The Circle of Life (Religion)
Tuesday, November 1, 2005 11:02
Jeremy points us to a neat article comparing the archetypes used in The Lion King to the Corn God and other tribal myths.
But the part I want to highlight discusses the fundamental difference between the linear nature of Christian mythology, versus the cyclical stories of what might vaguely be described as "Pagan" spiritualities. He compares and contrasts The Lion King (which works from the cyclical/Pagan viewpoint) with C.S. Lewis's Chronicles of Narnia (a firmly linear Christian allegory).
I see in Mufasa/Simba in The Lion King a theological counterpoint to another mythic children's fantasy, C.S. Lewis's The Chronicles of Narnia. There we also see a Lion King, Aslan, who is a thinly veiled Christ analogue. He dies and rises, too, but there is no cycle; rather history ends in "the Last Battle." Here is a linear view of history: the old age ends and the new, transformed age replaces it. There is no less a death and resurrection theme here than in the cyclical Corn King myth on which The Lion King is based. It's just that it happens only once. And the renewal that comes is not the periodic return of earthly vitality and vigor; it is the replacement of that whole cycle by an imagined supernatural substitute.
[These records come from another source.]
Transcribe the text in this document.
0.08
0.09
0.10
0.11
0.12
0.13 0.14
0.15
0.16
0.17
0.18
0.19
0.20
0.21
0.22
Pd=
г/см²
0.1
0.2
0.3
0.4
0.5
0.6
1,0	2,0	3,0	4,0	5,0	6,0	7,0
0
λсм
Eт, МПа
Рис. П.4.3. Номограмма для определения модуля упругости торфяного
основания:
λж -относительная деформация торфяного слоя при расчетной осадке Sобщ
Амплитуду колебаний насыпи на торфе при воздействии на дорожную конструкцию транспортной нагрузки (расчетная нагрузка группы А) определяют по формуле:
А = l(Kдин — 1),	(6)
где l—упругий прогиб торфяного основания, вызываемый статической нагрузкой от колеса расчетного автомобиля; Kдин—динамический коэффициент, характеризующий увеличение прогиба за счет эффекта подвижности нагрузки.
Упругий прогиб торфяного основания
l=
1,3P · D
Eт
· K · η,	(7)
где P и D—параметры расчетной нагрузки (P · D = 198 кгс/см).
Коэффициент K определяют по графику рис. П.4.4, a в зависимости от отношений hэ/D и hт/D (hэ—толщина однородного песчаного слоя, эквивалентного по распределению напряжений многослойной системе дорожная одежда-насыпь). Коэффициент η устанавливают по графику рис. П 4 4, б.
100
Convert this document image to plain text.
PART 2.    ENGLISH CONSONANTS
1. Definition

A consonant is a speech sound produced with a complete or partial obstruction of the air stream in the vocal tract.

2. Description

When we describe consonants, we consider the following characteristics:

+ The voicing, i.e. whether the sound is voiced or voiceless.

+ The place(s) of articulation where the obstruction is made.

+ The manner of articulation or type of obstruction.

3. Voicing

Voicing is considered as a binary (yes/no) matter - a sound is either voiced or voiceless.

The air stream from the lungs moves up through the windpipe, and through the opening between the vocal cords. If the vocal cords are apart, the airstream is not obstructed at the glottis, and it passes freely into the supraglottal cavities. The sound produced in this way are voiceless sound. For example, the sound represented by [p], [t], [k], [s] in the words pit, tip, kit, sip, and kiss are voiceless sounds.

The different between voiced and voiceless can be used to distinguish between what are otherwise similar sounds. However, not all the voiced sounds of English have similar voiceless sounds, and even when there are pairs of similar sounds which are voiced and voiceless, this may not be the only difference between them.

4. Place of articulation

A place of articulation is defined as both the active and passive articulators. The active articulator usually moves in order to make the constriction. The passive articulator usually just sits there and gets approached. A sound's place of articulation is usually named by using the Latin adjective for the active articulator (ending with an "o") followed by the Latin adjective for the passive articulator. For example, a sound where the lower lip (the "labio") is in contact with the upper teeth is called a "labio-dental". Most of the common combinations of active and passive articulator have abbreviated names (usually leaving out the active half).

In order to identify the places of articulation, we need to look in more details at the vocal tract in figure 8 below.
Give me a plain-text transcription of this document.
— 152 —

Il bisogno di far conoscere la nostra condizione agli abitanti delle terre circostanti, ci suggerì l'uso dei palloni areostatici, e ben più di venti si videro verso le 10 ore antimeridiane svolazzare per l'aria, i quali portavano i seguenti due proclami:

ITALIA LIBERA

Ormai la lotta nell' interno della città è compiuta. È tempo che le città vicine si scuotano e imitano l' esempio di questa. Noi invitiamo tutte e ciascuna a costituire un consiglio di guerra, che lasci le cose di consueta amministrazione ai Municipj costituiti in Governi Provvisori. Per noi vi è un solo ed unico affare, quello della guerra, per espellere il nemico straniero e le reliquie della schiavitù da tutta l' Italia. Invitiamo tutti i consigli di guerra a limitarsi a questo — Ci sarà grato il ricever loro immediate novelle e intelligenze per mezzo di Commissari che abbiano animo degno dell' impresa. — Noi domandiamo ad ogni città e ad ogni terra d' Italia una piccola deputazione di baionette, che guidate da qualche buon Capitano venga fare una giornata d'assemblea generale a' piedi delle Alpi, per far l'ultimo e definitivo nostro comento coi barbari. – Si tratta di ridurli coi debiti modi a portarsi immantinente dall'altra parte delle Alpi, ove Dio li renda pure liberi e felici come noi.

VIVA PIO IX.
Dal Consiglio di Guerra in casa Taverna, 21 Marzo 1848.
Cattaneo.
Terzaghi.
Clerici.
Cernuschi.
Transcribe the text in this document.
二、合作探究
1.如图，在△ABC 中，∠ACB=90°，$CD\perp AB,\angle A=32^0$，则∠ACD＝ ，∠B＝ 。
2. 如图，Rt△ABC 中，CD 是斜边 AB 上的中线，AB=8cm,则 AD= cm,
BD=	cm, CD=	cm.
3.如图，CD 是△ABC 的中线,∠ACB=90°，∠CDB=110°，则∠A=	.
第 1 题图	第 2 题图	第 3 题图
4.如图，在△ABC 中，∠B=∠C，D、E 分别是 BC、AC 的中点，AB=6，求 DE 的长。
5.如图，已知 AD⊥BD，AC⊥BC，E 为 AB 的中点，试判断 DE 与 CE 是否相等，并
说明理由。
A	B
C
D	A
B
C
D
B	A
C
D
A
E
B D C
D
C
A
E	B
Lewis tried (in his essay "Myth Became Fact") to say that all the Corn King legends were some kind of mythic expressions of the subconscious yearning of the human race for the coming of Christ once and for all. I guess the repeated, cyclical character of the thing was like the repetitiveness of the Old Testament sacrifices according to the Epistle to the Hebrews: had they been the real thing, they'd have done the trick the first time and needed no repetition. But when the real dying and rising god appeared, he did the thing once and for all. Accordingly, there will be one definitive turnabout, and one only, however long we must wait for it, when the Risen Christ returns to transform the corrupt and sinful earth into a spanking-new model. It's not going to keep happening the same way again and again, they say. All the sorrows of the world will one day be done away with and we will be sitting pretty in endless comfort, once Christ returns to dispense with the old Fallen Age.
To tell you the truth, I just can't buy this. I don't think it's even a good idea. Get real, folks. This is the world. It contains death because we are organic, mortal beings. We ought to make the best of it. There is ecstatic glory in this mortal life, though sooner or later we must fall under tragedy's scythe. [...] Why despise the Circle of Life, treat it as a mere charnel house to be escaped by a fantastic resurrection? It has death and doom, and it always will. But it also has life and joy, and it always will. The Circle turns.
The linear model of apocalyptic thinking, Harold Camping's notion that things as we now know them will be swept away to prepare for a Technicolor Oz of some kind, with a cross on top, is the cloth from which Christian triumphalism and manifest destiny have been sewn. Aslan does not really provide us a lesson about renewal. Instead he leads us to childishly deny the reality of death, while Mufasa/Simba bids us accept it as part of our assigned place in the scheme of things in which we may rejoice in the hour granted us.
I would contend that the very essence of being alive entails also death. One side of the coin cannot exist without the other. I'm also playing with the notion that the Judeo-Christian mindset that this life in the immediate present is not enough might be a cause of much suffering in the world. If one is taught to despise the nature of the world we live in, and put all their faith in the hope that one day it might magically be replaced with something ineffably better (or somehow "perfect"), then such a person would subconsciously attempt to separate themselves from direct experience of the here and now. Thus the measures by modern civilization to put ever more impregnable walls between us and the outside, or us and other people. This leads to a vicious cycle, because the discontent stemming from isolation (from nature, from other humans, from the basis of our sustenance) reinforces the notion that "this life" is inherently not enough, and we need to be "saved" from it.
I find that the more I am able to reconnect with the essence of life here, in all its beauty and tragedy, joy and misery, the less I feel the need for any form of "salvation". I suppose a devout Christian would say this is evidence that I am falling more and more under the influence of the devil, as I am being deceived into believing that I don't need their version of "God". In such a case, this would put us at an impasse, as I have no desire to even try refuting such logic, and my own mind is the unrepentant consciouness of Satan himself. (Thus I can understand the motivation among some ex-Christians who have not quite escaped the strangle-hold of Christian mythology to call themselves "Satanists.")
Oh well. To each their own. Just wanted to add that little thought.
by humblik (2005-11-02 11:56)
I am very much left wanting to reply to several points you make here, but find myself lacking time to write a proper comment at the moment. I've pondered much what salvation is to me and why I think I need it.
What makes you happy in life? What makes you sad? Is it really worth trying to do anything to "make" the world better? Can we and should we try? Do we have purpose? If so, what is it and why do we have it? I think these are things that many people question, and we all look at and answer the questions differently.
Yet that doesn't address what you say. Should I hope for something more, or should I accept fully what is currently before me? Maybe that is closer.
I'm still pondering... I might write more later, when I've thought about it better.